Bridget Ziegler, who is running for re-election to the Sarasota County School Board, told ABC News that school board meetings have “changed drastically” in recent years and often include dynamics that are not conducive to productivity.

“Civil speech is a good thing if done civilly,” Ziegler said. “But so often it ends in that unproductive moment on the board.”

Ziegler said that going forward, it will be “tremendously important” to have diversity among school board members.

“Part of the division we see is that there is a constant feeling that parents express: not every parent is heard, recognized and taken with validity,” she said.

PHOTO: Members and supporters of the LGBTQ community attend the

Members and supporters of the LGBTQ community attend the “Say Gay Anyway” rally in Miami Beach, Florida on March 13, 2022.

Chandan Khanna/AFP via Getty Images

Emerging legislation like Florida’s Parental Rights in Education Bill – also informally referred to by some as the “Don’t Say Gay” Bill – could widen the divide by limiting what can be taught to children. school, especially on issues of race and gender. . According to FutureEd, a Georgetown University think tank, 26 other states have pre-filled or introduced similar bills.

Results from the FiveThirtyEight poll, released on Monday, show that 59% of respondents say students should learn about systemic racism, and a further 51% said they should learn about critical race theory.

Less than half of respondents said students should learn about different gender identities beyond men and women.

As the political landscape surrounding school boards heats up, so do the campaigns. Both Singleton and Ziegler have reached more than $140,000 in donations each as they compete for election.

The importance of these elections is all the more evident as school boards struggle to fill teaching positions. Sarasota County had 81 job openings before the start of the school year.

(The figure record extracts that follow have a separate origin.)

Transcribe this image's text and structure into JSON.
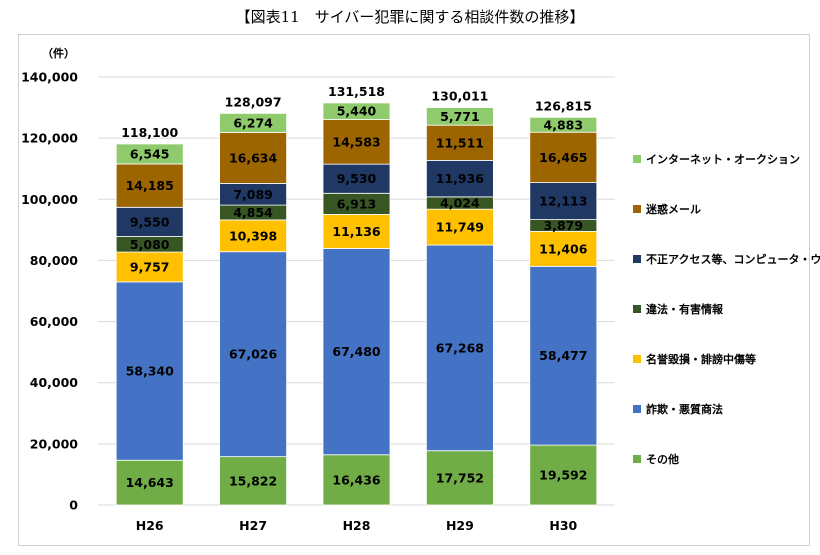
{
  "title": "【図表11　サイバー犯罪に関する相談件数の推移】",
  "chart_data": {
    "type": "bar",
    "stacked": true,
    "unit_label": "（件）",
    "categories": [
      "H26",
      "H27",
      "H28",
      "H29",
      "H30"
    ],
    "ylim": [
      0,
      140000
    ],
    "yticks": [
      0,
      20000,
      40000,
      60000,
      80000,
      100000,
      120000,
      140000
    ],
    "ytick_labels": [
      "0",
      "20,000",
      "40,000",
      "60,000",
      "80,000",
      "100,000",
      "120,000",
      "140,000"
    ],
    "grid": true,
    "legend_position": "right",
    "series": [
      {
        "name": "その他",
        "color": "#70ad47",
        "values": [
          14643,
          15822,
          16436,
          17752,
          19592
        ],
        "labels": [
          "14,643",
          "15,822",
          "16,436",
          "17,752",
          "19,592"
        ]
      },
      {
        "name": "詐欺・悪質商法",
        "color": "#4472c4",
        "values": [
          58340,
          67026,
          67480,
          67268,
          58477
        ],
        "labels": [
          "58,340",
          "67,026",
          "67,480",
          "67,268",
          "58,477"
        ]
      },
      {
        "name": "名誉毀損・誹謗中傷等",
        "color": "#ffc000",
        "values": [
          9757,
          10398,
          11136,
          11749,
          11406
        ],
        "labels": [
          "9,757",
          "10,398",
          "11,136",
          "11,749",
          "11,406"
        ]
      },
      {
        "name": "違法・有害情報",
        "color": "#375623",
        "values": [
          5080,
          4854,
          6913,
          4024,
          3879
        ],
        "labels": [
          "5,080",
          "4,854",
          "6,913",
          "4,024",
          "3,879"
        ]
      },
      {
        "name": "不正アクセス等、コンピュータ・ウイルス",
        "color": "#203864",
        "values": [
          9550,
          7089,
          9530,
          11936,
          12113
        ],
        "labels": [
          "9,550",
          "7,089",
          "9,530",
          "11,936",
          "12,113"
        ]
      },
      {
        "name": "迷惑メール",
        "color": "#9c6500",
        "values": [
          14185,
          16634,
          14583,
          11511,
          16465
        ],
        "labels": [
          "14,185",
          "16,634",
          "14,583",
          "11,511",
          "16,465"
        ]
      },
      {
        "name": "インターネット・オークション",
        "color": "#8fca6c",
        "values": [
          6545,
          6274,
          5440,
          5771,
          4883
        ],
        "labels": [
          "6,545",
          "6,274",
          "5,440",
          "5,771",
          "4,883"
        ]
      }
    ],
    "totals": [
      118100,
      128097,
      131518,
      130011,
      126815
    ],
    "total_labels": [
      "118,100",
      "128,097",
      "131,518",
      "130,011",
      "126,815"
    ]
  }
}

A survey of Sarasota County teachers over the summer highlighted just how low morale is – with 80% of respondents saying recent legislation has had a negative impact on student performance, and 77 % saying they think the parents’ rights movement has led to negative development for teachers.

PHOTO: People hold up signs during a rally against

People hold up signs during a rally against “Critical Race Theory” (CRT) taught in schools at the Loudoun County Government Center in Leesburg, Virginia on June 12, 2021.

Andrew Caballero-Reynolds/AFP via Getty Images

Many also believe that teachers embed indoctrination in schools, Singleton said.

“Teachers barely have time to teach what they’re supposed to teach, let alone sneak into anything else,” she said.

Speech can distract from school board priorities. According to the district, “satisfactory” third-grade reading levels in Sarasota County have shown a downward trend.

Educators and those who shape the curriculum should focus on students and their education, Ziegler and Singleton said.

“A child’s only job is to go to school and get good grades, and parents shouldn’t have to worry about the schooling and education their child is getting,” said Singleton. “And I would love for us to come back to that.”